Fung observed that Meta is currently shifting to a modular architecture and outsourcing workloads to conserve capital.

Finally, Dell’Oro’s analysis saw Microsoft’s data center CapEx grow significantly in 3Q23, exceeding expectations, per Fung’s assessment.

He added that Microsoft plans to expand its data center footprint amid its continuing investment in AI.

Sluggish Enterprise Spending Persists
Fung said that as his firm awaits 3Q23 earnings results from data center system vendors, Dell’Oro expects another quarter of sluggish growth for the enterprise market — extending a downturn that has transpired since the beginning of the year.

In the analyst’s view, results announced by most of the major server and storage component vendors suggest that while the ongoing inventory corrections for general-purpose computing may have passed the low-point, the recovery for components is happening at a cautious pace.

Why so?

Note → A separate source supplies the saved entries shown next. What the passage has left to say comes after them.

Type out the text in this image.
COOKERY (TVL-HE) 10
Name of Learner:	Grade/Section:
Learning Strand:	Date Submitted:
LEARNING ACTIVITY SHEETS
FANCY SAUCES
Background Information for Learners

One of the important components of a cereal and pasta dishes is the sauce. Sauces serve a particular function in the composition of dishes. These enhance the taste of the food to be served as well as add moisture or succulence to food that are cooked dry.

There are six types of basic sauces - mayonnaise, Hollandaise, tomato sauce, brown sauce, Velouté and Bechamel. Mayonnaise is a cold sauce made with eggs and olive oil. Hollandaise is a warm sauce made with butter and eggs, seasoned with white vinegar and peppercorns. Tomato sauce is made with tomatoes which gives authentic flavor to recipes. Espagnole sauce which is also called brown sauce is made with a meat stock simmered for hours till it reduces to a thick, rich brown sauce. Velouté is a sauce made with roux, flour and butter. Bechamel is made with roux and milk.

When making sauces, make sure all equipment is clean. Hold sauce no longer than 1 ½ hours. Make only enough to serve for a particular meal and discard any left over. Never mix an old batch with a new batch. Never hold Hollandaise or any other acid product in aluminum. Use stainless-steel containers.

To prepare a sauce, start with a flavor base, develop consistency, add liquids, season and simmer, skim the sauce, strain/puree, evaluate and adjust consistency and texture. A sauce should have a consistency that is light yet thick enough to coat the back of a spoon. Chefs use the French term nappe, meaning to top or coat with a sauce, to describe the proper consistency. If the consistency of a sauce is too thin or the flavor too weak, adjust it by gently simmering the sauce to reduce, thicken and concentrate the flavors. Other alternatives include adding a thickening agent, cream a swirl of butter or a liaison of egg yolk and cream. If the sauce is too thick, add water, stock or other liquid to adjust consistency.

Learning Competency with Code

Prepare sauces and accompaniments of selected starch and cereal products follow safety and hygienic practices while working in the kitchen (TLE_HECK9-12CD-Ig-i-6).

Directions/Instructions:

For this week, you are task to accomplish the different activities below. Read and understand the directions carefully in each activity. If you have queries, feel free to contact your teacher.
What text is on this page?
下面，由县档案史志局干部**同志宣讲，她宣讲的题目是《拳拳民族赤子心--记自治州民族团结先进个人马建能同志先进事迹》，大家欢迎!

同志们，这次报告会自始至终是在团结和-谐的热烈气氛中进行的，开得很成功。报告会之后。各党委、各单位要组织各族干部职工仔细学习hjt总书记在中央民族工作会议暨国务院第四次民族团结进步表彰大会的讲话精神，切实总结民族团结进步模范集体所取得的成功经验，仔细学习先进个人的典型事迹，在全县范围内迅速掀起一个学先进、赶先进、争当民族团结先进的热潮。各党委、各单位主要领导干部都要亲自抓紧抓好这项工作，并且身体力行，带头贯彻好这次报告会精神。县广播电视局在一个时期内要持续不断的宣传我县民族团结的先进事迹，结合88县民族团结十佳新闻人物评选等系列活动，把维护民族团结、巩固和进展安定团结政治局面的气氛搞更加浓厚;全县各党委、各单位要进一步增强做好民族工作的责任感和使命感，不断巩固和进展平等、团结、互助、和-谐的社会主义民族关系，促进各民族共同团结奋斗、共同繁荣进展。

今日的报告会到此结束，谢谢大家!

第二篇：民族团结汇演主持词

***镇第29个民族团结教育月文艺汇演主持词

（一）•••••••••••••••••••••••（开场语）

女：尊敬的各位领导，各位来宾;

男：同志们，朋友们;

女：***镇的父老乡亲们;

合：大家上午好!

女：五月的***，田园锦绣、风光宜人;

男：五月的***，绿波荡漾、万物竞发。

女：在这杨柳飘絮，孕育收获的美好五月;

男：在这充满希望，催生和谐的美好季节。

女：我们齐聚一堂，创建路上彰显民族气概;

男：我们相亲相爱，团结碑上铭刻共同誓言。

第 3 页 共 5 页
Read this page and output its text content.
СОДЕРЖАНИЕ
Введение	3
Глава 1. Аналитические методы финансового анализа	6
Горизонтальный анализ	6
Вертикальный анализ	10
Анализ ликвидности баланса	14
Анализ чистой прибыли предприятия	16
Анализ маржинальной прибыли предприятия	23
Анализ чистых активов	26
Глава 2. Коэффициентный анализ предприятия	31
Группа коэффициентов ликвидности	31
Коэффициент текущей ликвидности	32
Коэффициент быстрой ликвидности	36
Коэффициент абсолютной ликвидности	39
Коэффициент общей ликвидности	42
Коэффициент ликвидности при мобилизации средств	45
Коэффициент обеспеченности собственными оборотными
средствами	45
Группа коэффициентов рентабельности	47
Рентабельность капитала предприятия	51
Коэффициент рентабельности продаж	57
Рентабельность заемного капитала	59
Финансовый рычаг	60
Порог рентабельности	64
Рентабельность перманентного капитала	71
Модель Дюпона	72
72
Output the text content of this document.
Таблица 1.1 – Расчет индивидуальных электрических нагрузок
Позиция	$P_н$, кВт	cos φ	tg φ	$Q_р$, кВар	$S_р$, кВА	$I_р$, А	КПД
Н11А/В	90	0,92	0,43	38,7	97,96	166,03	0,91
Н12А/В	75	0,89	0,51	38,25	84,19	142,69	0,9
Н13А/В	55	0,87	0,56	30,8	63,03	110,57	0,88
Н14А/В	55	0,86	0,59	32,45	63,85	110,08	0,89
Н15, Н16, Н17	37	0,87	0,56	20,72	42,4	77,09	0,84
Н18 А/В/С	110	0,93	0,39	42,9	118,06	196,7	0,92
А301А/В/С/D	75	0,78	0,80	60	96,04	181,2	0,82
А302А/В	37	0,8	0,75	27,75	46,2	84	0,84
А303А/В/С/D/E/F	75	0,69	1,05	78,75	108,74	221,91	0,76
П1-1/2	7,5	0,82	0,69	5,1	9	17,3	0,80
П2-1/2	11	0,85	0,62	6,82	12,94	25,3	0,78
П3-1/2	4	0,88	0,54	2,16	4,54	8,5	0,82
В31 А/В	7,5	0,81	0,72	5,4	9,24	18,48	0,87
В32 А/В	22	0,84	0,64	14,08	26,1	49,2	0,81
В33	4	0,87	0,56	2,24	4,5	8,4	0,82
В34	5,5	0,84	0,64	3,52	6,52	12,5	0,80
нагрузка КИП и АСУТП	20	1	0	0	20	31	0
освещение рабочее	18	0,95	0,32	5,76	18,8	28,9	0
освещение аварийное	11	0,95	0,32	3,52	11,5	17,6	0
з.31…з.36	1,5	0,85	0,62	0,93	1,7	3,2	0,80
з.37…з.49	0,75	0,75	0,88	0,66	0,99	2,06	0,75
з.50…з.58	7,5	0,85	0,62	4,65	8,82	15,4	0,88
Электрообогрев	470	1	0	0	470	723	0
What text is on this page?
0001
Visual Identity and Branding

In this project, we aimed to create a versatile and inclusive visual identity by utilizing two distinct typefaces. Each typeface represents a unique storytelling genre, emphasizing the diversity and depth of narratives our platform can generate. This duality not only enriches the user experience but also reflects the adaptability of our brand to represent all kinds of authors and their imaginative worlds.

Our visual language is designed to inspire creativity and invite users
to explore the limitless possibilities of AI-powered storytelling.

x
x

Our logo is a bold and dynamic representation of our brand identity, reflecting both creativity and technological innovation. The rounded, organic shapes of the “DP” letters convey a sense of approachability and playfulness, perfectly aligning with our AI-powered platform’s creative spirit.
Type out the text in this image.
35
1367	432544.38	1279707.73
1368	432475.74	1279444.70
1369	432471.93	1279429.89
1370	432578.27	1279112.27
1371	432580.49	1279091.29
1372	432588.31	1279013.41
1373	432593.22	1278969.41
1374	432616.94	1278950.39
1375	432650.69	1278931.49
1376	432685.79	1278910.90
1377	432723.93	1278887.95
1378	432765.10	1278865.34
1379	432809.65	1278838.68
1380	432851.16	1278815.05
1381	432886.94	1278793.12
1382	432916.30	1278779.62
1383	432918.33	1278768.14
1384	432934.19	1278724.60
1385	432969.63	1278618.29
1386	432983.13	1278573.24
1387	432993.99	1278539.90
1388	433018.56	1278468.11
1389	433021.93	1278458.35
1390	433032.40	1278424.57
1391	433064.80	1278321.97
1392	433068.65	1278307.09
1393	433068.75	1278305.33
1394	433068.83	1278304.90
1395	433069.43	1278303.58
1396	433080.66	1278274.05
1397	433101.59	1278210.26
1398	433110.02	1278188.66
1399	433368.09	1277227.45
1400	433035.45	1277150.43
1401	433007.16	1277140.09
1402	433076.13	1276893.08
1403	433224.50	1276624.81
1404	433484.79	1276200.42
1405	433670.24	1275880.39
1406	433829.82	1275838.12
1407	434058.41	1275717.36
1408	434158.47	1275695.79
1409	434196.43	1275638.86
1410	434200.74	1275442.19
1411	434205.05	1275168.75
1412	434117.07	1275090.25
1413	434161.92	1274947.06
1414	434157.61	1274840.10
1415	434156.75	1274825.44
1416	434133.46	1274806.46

Given that global cloud spending will not likely be significantly higher next year, Fung said a great deal of uncertainty surrounds the enterprise recovery next year.

Data Center Chips and Components Outlook
Fung said that, in general, Dell’Oro saw server CPU demand trending moderately higher in the third quarter, aided by server refreshes for the latest Intel Sapphire Rapids and AMD Genoa -based platforms.

The analyst added that memory vendors are experiencing some momentum in the transitioning of DDR5-based platforms, while HDD vendors are still encountering demand weakness related to excess inventories.

However, according to Fung, “everything related to accelerated computing for AI applications remains strong from a compute, networking and physical infrastructure standpoint.”

Dell’Oro expects supplies for NVIDIA GPUs to remain tight in the coming year, with viable alternative platforms from AMD and Intel possibly providing some relief to the market.

Fung noted that Dell’Oro’s newly added “Data Center IT Semiconductors and Components” report will provide more insight into cloud and enterprise server and storage system deployments.

The report will cover server components such as: CPUs, accelerators including GPUs, FPGAs and custom AI chips; as well as storage drives, memory, and network adapters.

Dell’Oro Group plans to publish its full 3Q23 Data Center CapEx report in December.